Argentina shows that for the first time in two decades,
crime has risen to the top of the public agenda.
Interestingly, the importance of the crime issue in
Argentina first gained traction after the economic collapse in 2001. Yet, the significant economic growth
of the last few years does not appear to have made
Argentines feel safer. Crime continues to rise on the list
of public anxieties, while concerns about unemployment have declined.
In Argentina and Venezuela, crime is the number-one priority in popular opinion for different reasons.
Both countries have experienced their own unique
national traumas: one economic, the other radical
changes in macroeconomic policy. Meanwhile, in Mexico, fighting crime now nearly ties with job-creation in
the list of public priorities.
In other countries it varies as well. Indeed, in three
Central American countries where drug trafficking
and general banditry have been endemic (Guatemala,
Honduras and Panama), the crime issue is paramount.
Colombia emerges as a unique case: the ongoing conflict involving drug traffickers, paramilitaries and guerrillas has blurred the line separating national security
problems and law and order.
On average, the higher the crime rate, the more
important the crime issue. (See Figure 2, next page)
graphics by jared schneidman design
For instance, Venezuela, Colombia, and Brazil—all
high-crime countries—also list crime as a high-prior-ity problem. Conversely, in the low-crime countries of
Peru and Uruguay, crime, not surprisingly, is low on
the list of public concerns. There are, however, two
notable exceptions: Chile and Argentina. Both countries register low murder rates, yet skew higher than
expected on the crime issue.
These survey results raise three important points.

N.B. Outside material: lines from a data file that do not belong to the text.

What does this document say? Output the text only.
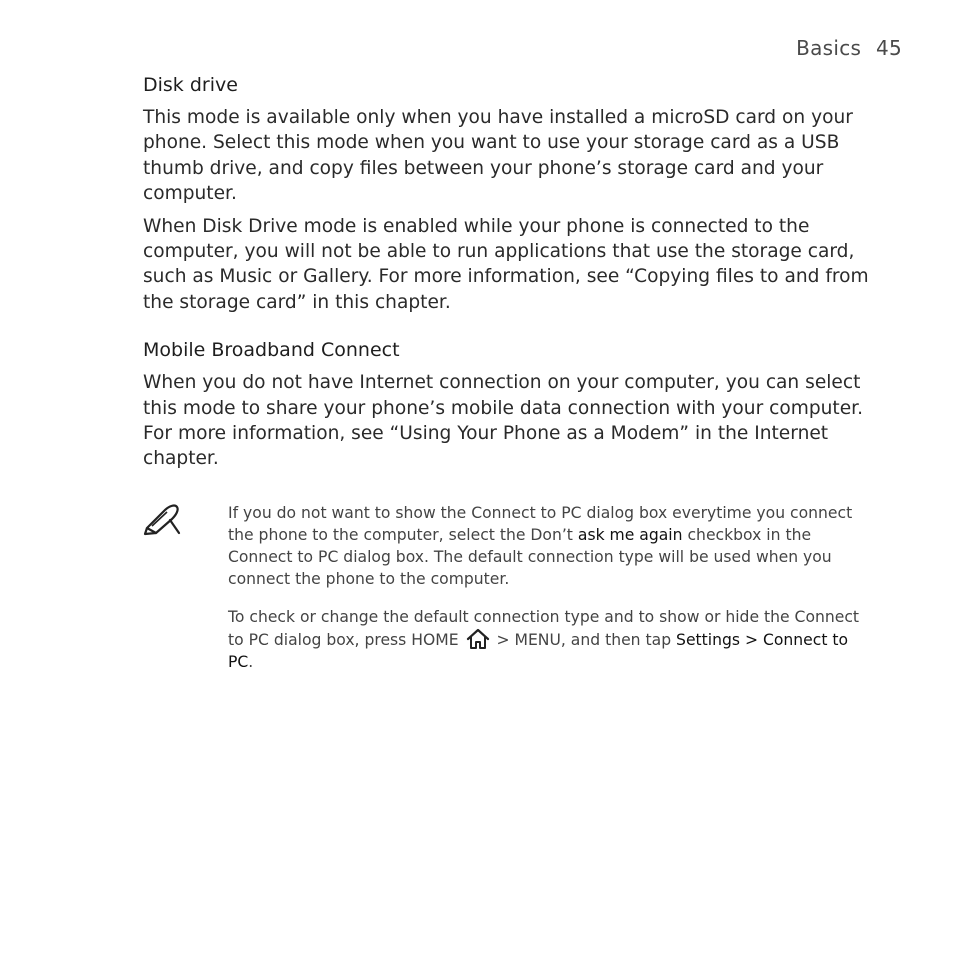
Basics 45
Disk drive

This mode is available only when you have installed a microSD card on your phone. Select this mode when you want to use your storage card as a USB thumb drive, and copy files between your phone’s storage card and your computer.

When Disk Drive mode is enabled while your phone is connected to the computer, you will not be able to run applications that use the storage card, such as Music or Gallery. For more information, see “Copying files to and from the storage card” in this chapter.

Mobile Broadband Connect

When you do not have Internet connection on your computer, you can select this mode to share your phone’s mobile data connection with your computer. For more information, see “Using Your Phone as a Modem” in the Internet chapter.

If you do not want to show the Connect to PC dialog box everytime you connect the phone to the computer, select the Don’t ask me again checkbox in the Connect to PC dialog box. The default connection type will be used when you connect the phone to the computer.

To check or change the default connection type and to show or hide the Connect to PC dialog box, press HOME  > MENU, and then tap Settings > Connect to PC.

First, the salience of crime does depend at least in
part on the absolute crime levels. This suggests that
without a medium to long-term reduction in the crime
rates, the issue is here to stay. Second, the examples
of Chile and Argentina suggest that voters are able to
take a more nuanced approach by comparing changing
crime patterns over a period of years. Chile and Argentina show that relative increases in crime rates may be
more important than absolute levels. Indeed, a slight
slippage in the crime rates in these countries seems to
have had a major impact on voters perceiving crime
as a key issue. Third, especially in the case of Chile,
sustained economic growth and stability may make
crime a larger focus of public attention. As voters feel
able to feed and clothe their families and live normal
lives without worrying about future political instability,
crime could become a rising preoccupation.